B. IOMED desires to contribute certain assets to Dermion (the
"Contribution") in exchange for all of the issued and outstanding capital stock
of Dermion, all on the terms and subject to the conditions set forth in this
Agreement.
C. IOMED intends that the Contribution qualify as a nontaxable transfer
under Section 351 of the Internal Revenue Code of 1986, as amended (the "Code").
Accordingly, the parties hereto agree as follows:
1. Contribution of Assets. Upon execution of this Agreement:
a. IOMED shall contribute to Dermion (i) the equipment set
forth on Exhibit A attached hereto (the "Equipment"), (ii) cash in the amount of
approximately **** (the "Cash"), (iii) all rights to receive royalties payable
by any person or entity with respect to the IOMED Technology (as defined below)
to. the extent such royalties are payable in connection with the conduct by
Dermion of the Business (as defined below), and (iv) all books, records and
software necessary for the conduct by Dermion of the business of conducting
research with respect to or developing iontophoretic transdermal drug delivery
systems on its own behalf and/or on behalf of third parties, as such business
(the "Business") has previously been conducted by IOMED (the "Other Assets"). As
used herein, "IOMED Technology" means all right and interest of IOMED to and in
the following patents (including all substitutions, continuations,
continuations-in-part, divisions and renewals thereof, all letters patent
granted thereon, and all reissues, reexaminations and extensions thereof): ****,
all of which have been licensed to IOMED pursuant to a **** License Agreement,
****, by and between IOMED and ****.
b. IOMED shall contribute to Dermion certain intellectual
property rights by entering into a Patent License Agreement in the form of
Exhibit B attached hereto (the "License Agreement").

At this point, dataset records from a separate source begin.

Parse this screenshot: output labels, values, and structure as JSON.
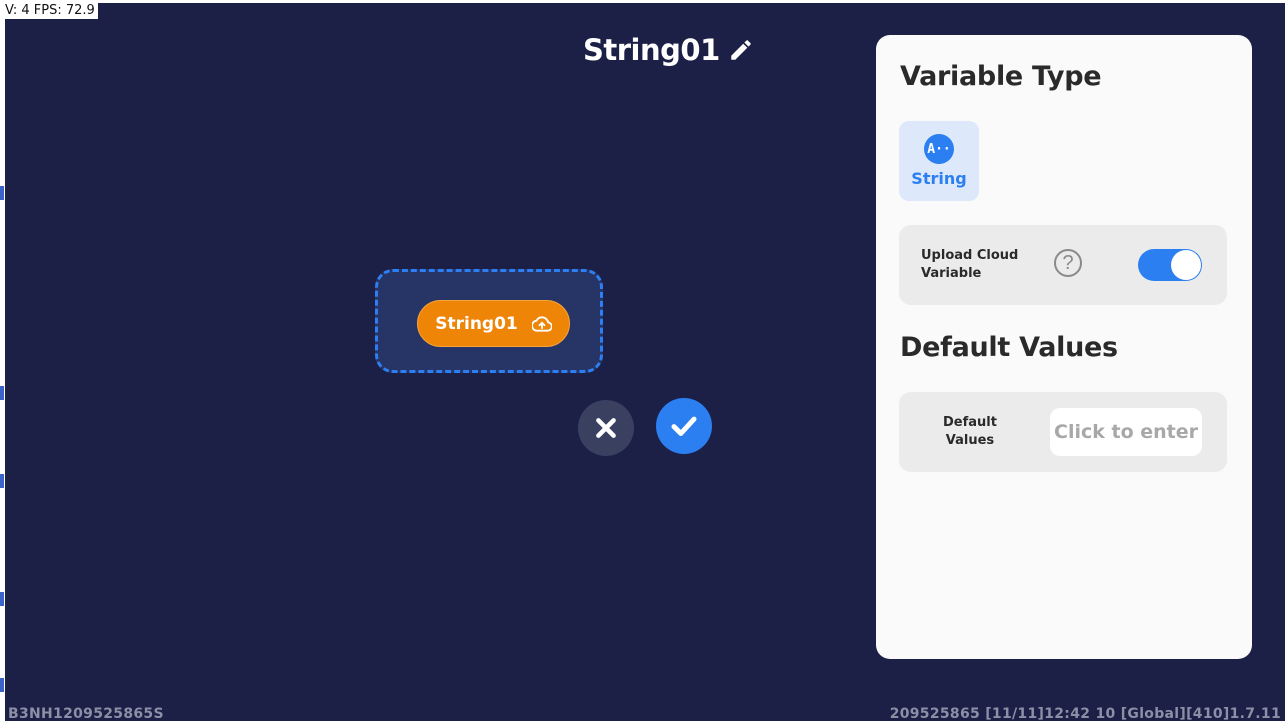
{
  "debug": {
    "fps_text": "V: 4 FPS: 72.9"
  },
  "header": {
    "title": "String01",
    "edit_icon": "pencil-icon"
  },
  "canvas": {
    "variable_chip": {
      "label": "String01",
      "icon": "cloud-upload-icon"
    }
  },
  "actions": {
    "cancel_icon": "close-icon",
    "confirm_icon": "check-icon"
  },
  "panel": {
    "variable_type_heading": "Variable Type",
    "type_option": {
      "icon_text": "A··",
      "label": "String",
      "selected": true
    },
    "upload_cloud": {
      "label_line1": "Upload Cloud",
      "label_line2": "Variable",
      "help_glyph": "?",
      "enabled": true
    },
    "default_values_heading": "Default Values",
    "default_values_row": {
      "label_line1": "Default",
      "label_line2": "Values",
      "input_placeholder": "Click to enter",
      "input_value": ""
    }
  },
  "footer": {
    "device_id": "B3NH1209525865S",
    "status": "209525865    [11/11]12:42 10  [Global][410]1.7.11"
  },
  "colors": {
    "background": "#1c2046",
    "accent_blue": "#2b7ff0",
    "variable_orange": "#ee8506",
    "panel_bg": "#fafafa"
  }
}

2. Issuance of Stock. In consideration for the assets contributed
pursuant to Section I above, upon execution of this Agreement Dermion will issue
and deliver Eight Hundred Thousand (800,000) shares of its validly issued, fully
paid and nonassessable Common Stock, $.001 par value per share, to IOMED (the
"Shares").
3. Deliveries. Upon execution of this Agreement, the parties shall make
the respective deliveries set forth below:
a. IOMED shall deliver to Dermion (1) possession of the
Equipment, the Cash and the Other Assets, (ii) a duly executed Xxxx of Sale in
the form attached hereto as Exhibit C (the "Xxxx of Sale") and (iii) a duly
executed License Agreement.
b. Dermion shall deliver to IOMED (i) a duly executed
certificate representing the Shares, and (ii) a duly executed License Agreement.
4. Representations and Warranties of Dermion. Dermion hereby represents
and warrants to IOMED as follows:
a. Dermion is a corporation duly organized, validly existing
and in good standing under the law of the State of Delaware.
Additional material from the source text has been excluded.